Candidates from: the Democratic Labor Party, the People Power Party and the Christian Democratic Party also ran for the South Eastern Metropolitan Region, as did independent candidates.

===Western Metropolitan Region===

| Votes cast |  | 399,486 |  | Turnout | 92.51% |
| Informal votes |  | 25,075 |  | Informal % | 6.28 |
| Party |  | Primary votes | % | Quotas | Seats |
|  | Labor Party | 219,706 | 58.68% | 3.521 | 3 |
|  | Liberal Party | 91,604 | 24.47% | 1.468 | 1 |
|  | Greens | 35,201 | 9.40% | 0.564 | 1 |
|  | Family First Party | 15,032 | 4.01% | 0.241 | 0 |
|  | Australian Democrats | 3,741 | 1.00% | 0.060 | 0 |
|  | Other | 9,127 | 2.44% | 0.146 | 0 |
| Total |  | 374,411 |  |  | 5 |  |

Elected MPs:
- 1st elected:	Justin Madden (Labor)
- 2nd elected:	Bernie Finn (Liberal)
- 3rd elected:	Khalil Eideh (Labor)
- 4th elected:	Martin Pakula (Labor)
- 5th elected:	Colleen Hartland (Greens)

Candidates from the Democratic Labor Party and the People Power Party also ran for the Western Metropolitan Region.

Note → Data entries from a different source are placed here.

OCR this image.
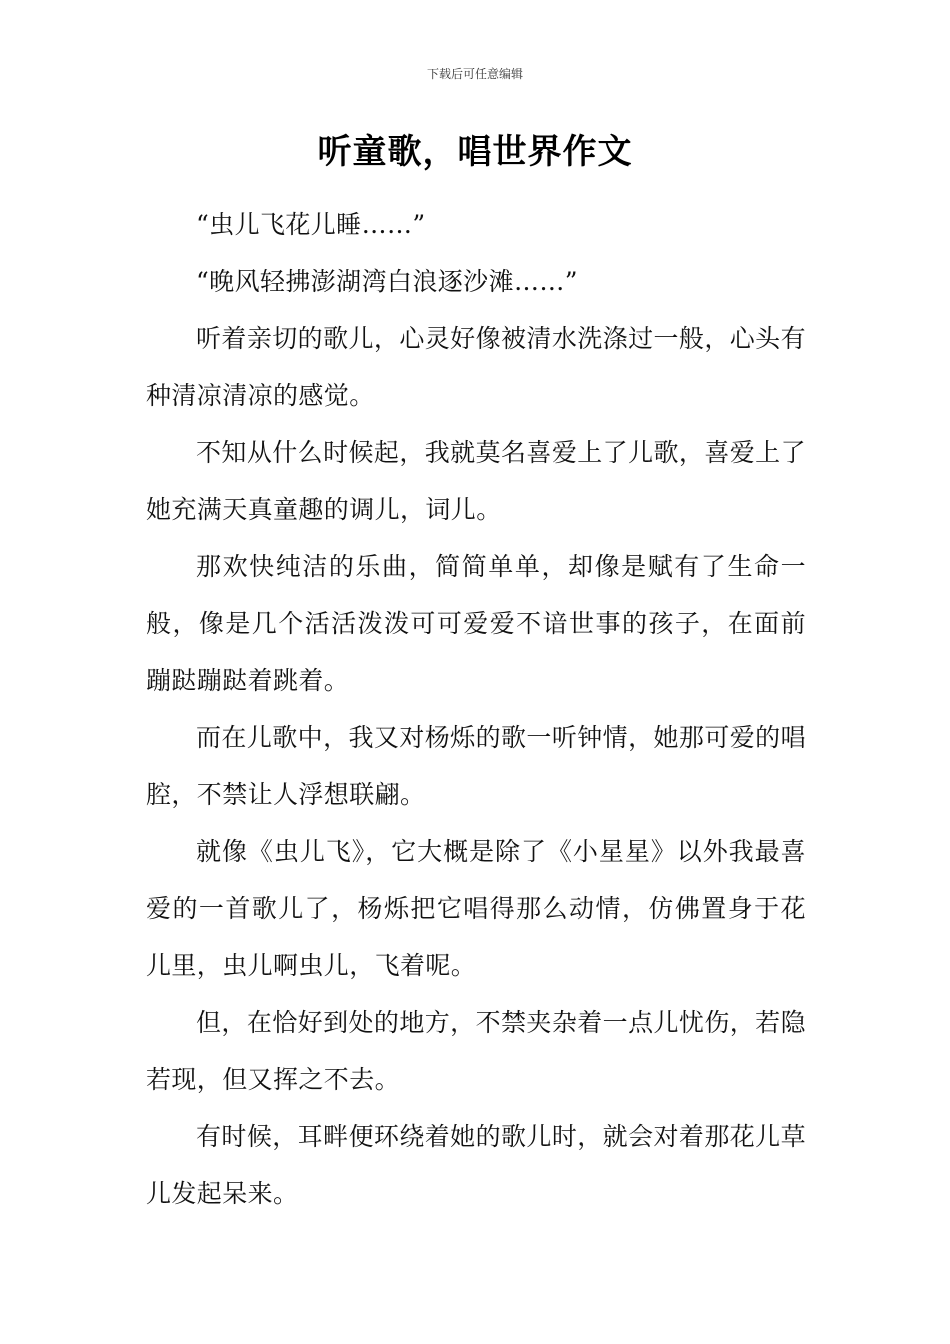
下载后可任意编辑
听童歌，唱世界作文

“虫儿飞花儿睡……”

“晚风轻拂澎湖湾白浪逐沙滩……”

听着亲切的歌儿，心灵好像被清水洗涤过一般，心头有种清凉清凉的感觉。

不知从什么时候起，我就莫名喜爱上了儿歌，喜爱上了她充满天真童趣的调儿，词儿。

那欢快纯洁的乐曲，简简单单，却像是赋有了生命一般，像是几个活活泼泼可可爱爱不谙世事的孩子，在面前蹦跶蹦跶着跳着。

而在儿歌中，我又对杨烁的歌一听钟情，她那可爱的唱腔，不禁让人浮想联翩。

就像《虫儿飞》，它大概是除了《小星星》以外我最喜爱的一首歌儿了，杨烁把它唱得那么动情，仿佛置身于花儿里，虫儿啊虫儿，飞着呢。

但，在恰好到处的地方，不禁夹杂着一点儿忧伤，若隐若现，但又挥之不去。

有时候，耳畔便环绕着她的歌儿时，就会对着那花儿草儿发起呆来。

===Western Victoria Region===

| Votes cast |  | 409,066 |  | Turnout | 93.46% |
| Informal votes |  | 14,588 |  | Informal % | 3.57% |
| Party |  | Primary votes | % | Quotas | Seats |
|  | Labor Party | 165,712 | 42.01% | 2.520 | 2 |
|  | Liberal Party | 139,114 | 35.27% | 2.116 | 2 |
|  | National Party | 21,902 | 5.55% | 0.333 | 0 |
|  | Greens | 34,022 | 8.62% | 0.518 | 0 |
|  | Democratic Labor Party | 10,485 | 2.66% | 0.160 | 1 |
|  | Other | 23,243 | 5.90% | 0.354 | 0 |
| Total |  | 394,478 |  |  | 5 |  |

Elected MPs
- 1st elected:	Jaala Pulford (Labor)
- 2nd elected:	John Vogels (Liberal)
- 3rd elected:	Gayle Tierney (Labor)
- 4th elected:	David Koch (Liberal)
- 5th elected:	Peter Kavanagh (DLP)

Candidates from the Family First Party, the Country Alliance, the People Power Party and the Socialist Alliance also ran for the Western Victoria Region, as did independent candidates.